Ambivalence is where I have landed in terms of raising a family. If my boyfriend (who I do hope to marry some day) wants to have children, I am more than open to the idea. If the decision were entirely up to me, I probably wouldn’t have children just because I’m happy the way things are. Children are expensive, though. I have read articles that claim labor and birth in a hospital can cost upwards of 30,000 dollars and that some places are advertising loans for preschool. Unless my husband and I are making some seriously outrageous cash, I can kiss my dreams of world travel goodbye. I’m not convinced that children are worth having unless you really want to have them. This is where I have landed and I think it is where I will stay. If my husband really wants children, I will happily take up that life adventure and love them all to death. If not, I will happily enjoy the adventure of love, life and travel with my husband. I would honestly be perfectly happy in any situation.

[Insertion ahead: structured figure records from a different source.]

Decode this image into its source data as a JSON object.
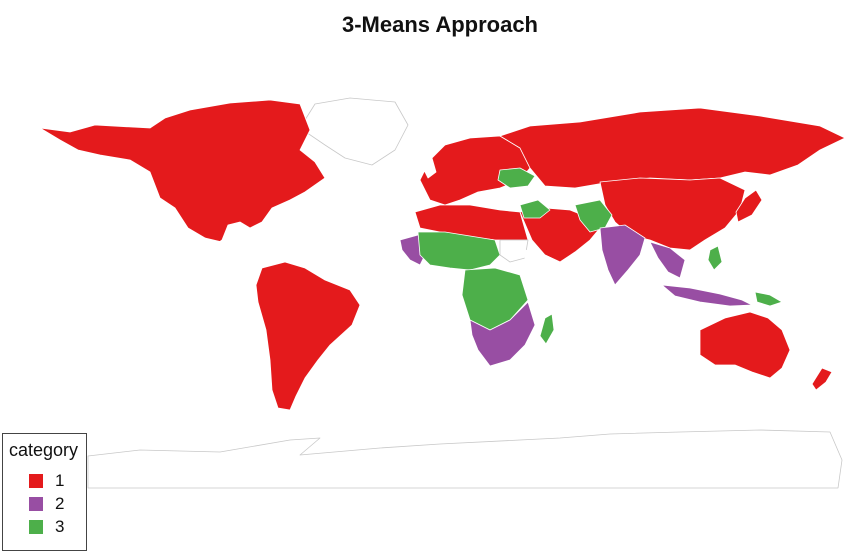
{
  "chart_data": {
    "type": "choropleth",
    "title": "3-Means Approach",
    "legend": {
      "title": "category",
      "placement": "bottom-left",
      "entries": [
        {
          "label": "1",
          "color": "#e41a1c"
        },
        {
          "label": "2",
          "color": "#984ea3"
        },
        {
          "label": "3",
          "color": "#4daf4a"
        }
      ]
    },
    "regions": [
      {
        "name": "North America",
        "category": "1"
      },
      {
        "name": "South America",
        "category": "1"
      },
      {
        "name": "Europe",
        "category": "1"
      },
      {
        "name": "Russia",
        "category": "1"
      },
      {
        "name": "China",
        "category": "1"
      },
      {
        "name": "Middle East",
        "category": "1"
      },
      {
        "name": "North Africa",
        "category": "1"
      },
      {
        "name": "Australia",
        "category": "1"
      },
      {
        "name": "Japan",
        "category": "1"
      },
      {
        "name": "New Zealand",
        "category": "1"
      },
      {
        "name": "India",
        "category": "2"
      },
      {
        "name": "Southern Africa",
        "category": "2"
      },
      {
        "name": "West Africa coast",
        "category": "2"
      },
      {
        "name": "Indonesia",
        "category": "2"
      },
      {
        "name": "Southeast Asia",
        "category": "2"
      },
      {
        "name": "Central Africa",
        "category": "3"
      },
      {
        "name": "Sahel",
        "category": "3"
      },
      {
        "name": "Madagascar",
        "category": "3"
      },
      {
        "name": "Central Asia",
        "category": "3"
      },
      {
        "name": "Turkey-Caucasus",
        "category": "3"
      },
      {
        "name": "Philippines",
        "category": "3"
      },
      {
        "name": "Papua New Guinea",
        "category": "3"
      },
      {
        "name": "Greenland",
        "category": null
      },
      {
        "name": "Antarctica",
        "category": null
      },
      {
        "name": "Sudan",
        "category": null
      }
    ]
  }
}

Now, if only I could hold my ambivalent stance on bearing children in peace. I’ve been told to “have at least one” or I will increase my chances of breast cancer. Personally, I feel like ‘I don’t want cancer‘ is a bad reason to have a child. According to WebMD, women who have children before the age of 20 cut their chances of breast cancer in half, but I’ve already missed that opportunity. I guess I just don’t feel the urgency. Living close to the city increases my chances of cancer, too, but that doesn’t mean I’m running to a rural town. I’ll take my chances and live life how I want. Either way, it’s going to end in death. I may as well live it up in the mean time.
…and with that, I’m off to read about ambivalence to pregnancy.
UPDATE: While the title of the Jezebel article inspired this post, the article itself is about a slightly different subject than I assumed.